Non, je ne regrette rien!: If only we could live up to Piaf’s motto

I heard a snippet of Edith Piaf singing “Non, je ne regette rien!” on the radio as I was driving home the other day. Boy, it steers about as close to kitsch as a song can steer while remaining on two wheels, and of course by the time we get to Piaf’s final “Aujourd’hui, ça commence avec toi,” or “all my joys begin today, with you” you can feel your heart bursting with courage. It was written for her in the 1950’s, at a time when she was up and down with drugs and fame and men, and song seemed to be a perfect metaphor for her life, as well as, it seems, the valor of the French Foreign Legion fighting in Algeria and a lot of other things the song has been associated with over the years.

And wouldn’t it be great, to regret nothing?
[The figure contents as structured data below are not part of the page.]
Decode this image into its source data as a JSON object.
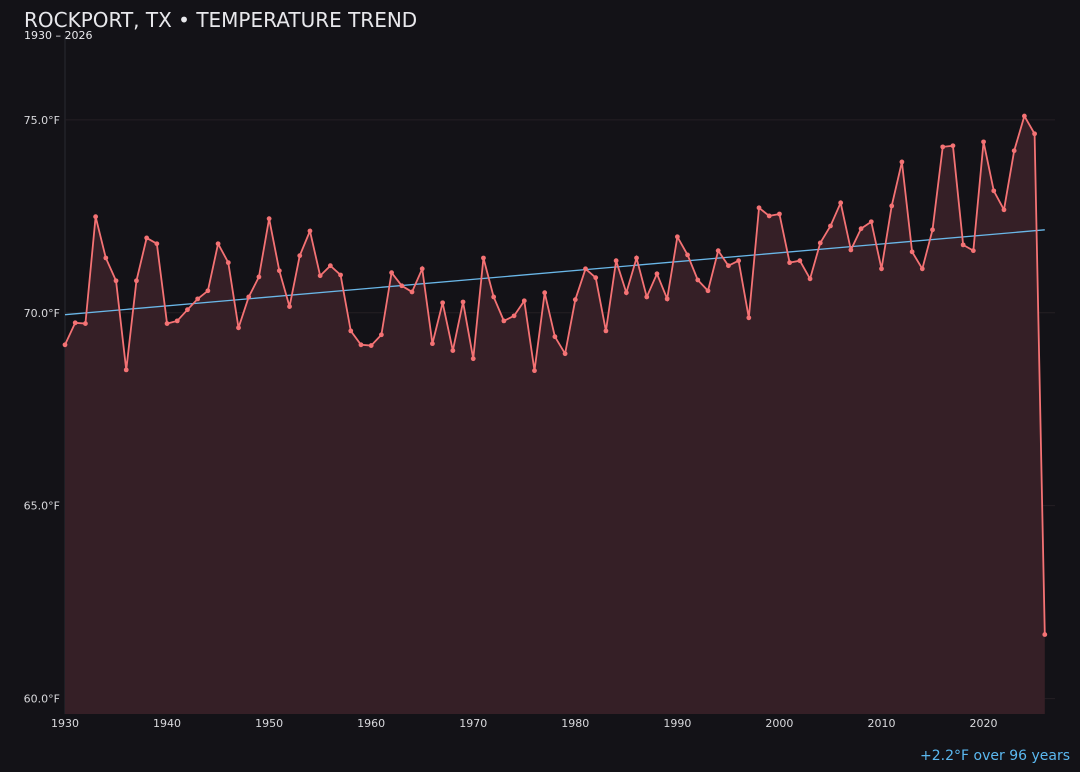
{
  "chart_data": {
    "type": "line",
    "title": "ROCKPORT, TX • TEMPERATURE TREND",
    "subtitle": "1930 – 2026",
    "annotation": "+2.2°F over 96 years",
    "x": [
      1930,
      1931,
      1932,
      1933,
      1934,
      1935,
      1936,
      1937,
      1938,
      1939,
      1940,
      1941,
      1942,
      1943,
      1944,
      1945,
      1946,
      1947,
      1948,
      1949,
      1950,
      1951,
      1952,
      1953,
      1954,
      1955,
      1956,
      1957,
      1958,
      1959,
      1960,
      1961,
      1962,
      1963,
      1964,
      1965,
      1966,
      1967,
      1968,
      1969,
      1970,
      1971,
      1972,
      1973,
      1974,
      1975,
      1976,
      1977,
      1978,
      1979,
      1980,
      1981,
      1982,
      1983,
      1984,
      1985,
      1986,
      1987,
      1988,
      1989,
      1990,
      1991,
      1992,
      1993,
      1994,
      1995,
      1996,
      1997,
      1998,
      1999,
      2000,
      2001,
      2002,
      2003,
      2004,
      2005,
      2006,
      2007,
      2008,
      2009,
      2010,
      2011,
      2012,
      2013,
      2014,
      2015,
      2016,
      2017,
      2018,
      2019,
      2020,
      2021,
      2022,
      2023,
      2024,
      2025,
      2026
    ],
    "series": [
      {
        "color": "#f47274",
        "values": [
          69.17,
          69.74,
          69.72,
          72.49,
          71.42,
          70.83,
          68.52,
          70.83,
          71.94,
          71.79,
          69.72,
          69.79,
          70.08,
          70.36,
          70.57,
          71.79,
          71.3,
          69.61,
          70.41,
          70.93,
          72.44,
          71.09,
          70.16,
          71.48,
          72.12,
          70.96,
          71.22,
          70.98,
          69.53,
          69.17,
          69.15,
          69.43,
          71.04,
          70.7,
          70.54,
          71.14,
          69.2,
          70.26,
          69.02,
          70.28,
          68.81,
          71.42,
          70.41,
          69.79,
          69.92,
          70.31,
          68.5,
          70.52,
          69.38,
          68.94,
          70.34,
          71.14,
          70.91,
          69.53,
          71.35,
          70.52,
          71.42,
          70.41,
          71.01,
          70.36,
          71.97,
          71.5,
          70.85,
          70.57,
          71.61,
          71.22,
          71.35,
          69.87,
          72.72,
          72.51,
          72.56,
          71.3,
          71.35,
          70.88,
          71.81,
          72.25,
          72.85,
          71.63,
          72.18,
          72.36,
          71.14,
          72.77,
          73.91,
          71.58,
          71.14,
          72.15,
          74.3,
          74.33,
          71.76,
          71.61,
          74.43,
          73.16,
          72.67,
          74.2,
          75.1,
          74.64,
          61.66
        ]
      }
    ],
    "area_color": "#351f26",
    "trend": {
      "x": [
        1930,
        2026
      ],
      "values": [
        69.95,
        72.15
      ],
      "color": "#6ab7e8"
    },
    "xlim": [
      1930,
      2027
    ],
    "xticks": [
      1930,
      1940,
      1950,
      1960,
      1970,
      1980,
      1990,
      2000,
      2010,
      2020
    ],
    "ylim": [
      59.6,
      77.2
    ],
    "yticks": [
      {
        "value": 60,
        "label": "60.0°F"
      },
      {
        "value": 65,
        "label": "65.0°F"
      },
      {
        "value": 70,
        "label": "70.0°F"
      },
      {
        "value": 75,
        "label": "75.0°F"
      }
    ],
    "grid": true
  }
}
To look back at all the smouldering car wrecks of one’s life and think: “Oh well, so be it. It was all for the best. I’d do it all over again, exactly the same way because that’s just the kind of person I am.”

In truth, when a patient comes in and starts talking about how they regret nothing I get pretty worried. There’s a not-so-fancy word for this in psychotherapy and it is “denial.” It is quite remarkable, the forms this can take. At times, it is merely a posture, a kind of “what the hell” that masks a lot of pain. At other times, it there is a genuine split going on, a disconnect between an event, a remembered relationship perhaps, and a tangle of ambivalent feelings that float loosely around in the subconscious mind and have a way of popping back into our lives in other forms.

I have one patient who keeps telling me: “I should just start from scratch.” It’s like something out of a Beckett play. We’ll talk for awhile about his divorce and his (genuinely) abusive parents and he’ll stop and say: “I should just start from scratch.”

“Try,” I say in response. “Try starting from scratch.”

You can’t really. Go live on an island and your mind will be filled with the chatter of old arguments, unfinished business, fantasies of revenge, and regrets. Unless you are a very good meditator and let’s just admit that few of us are really good meditators.

So, if it’s impossible to “regret nothing” then how do we ever make peace with the past.

I was thinking about this, thinking about the Piaf posture and how seductive it is, and thinking about another patient that I used to see who was trying to extricate himself from a bad marriage. His partner had multiple affairs, and children as a result. You would think that would be enough, but my patient kept getting dragged back into the drama. He couldn’t understand why he  couldn’t let go, and while I could empathize with his attachment, I couldn’t see the root of it either. Finally it dawned on me. He was a good guy. Raised religious. Raised to turn the other cheek. Raised to put others before himself. What I could finally see was that he couldn’t let go because if he let go then he’d have to admit to himself that — at least as far as this relationship was concerned — he wasn’t perfect. He wasn’t the savior. He wasn’t the fixer. In effect, though he was one of the most self-effacing persons you could imagine, his pride was in the way.

Once we figured that out, what followed was the painful process of admitting that this time around, he was going to have to accept defeat. He was going to have to live with regrets.

And once he understood and allowed himself to be a man with failings, a man with regrets, he was able to feel the pain of rejection, feel the anger, and find the fuel to pull himself out of the burning wreckage and get on with his life, a life with regrets.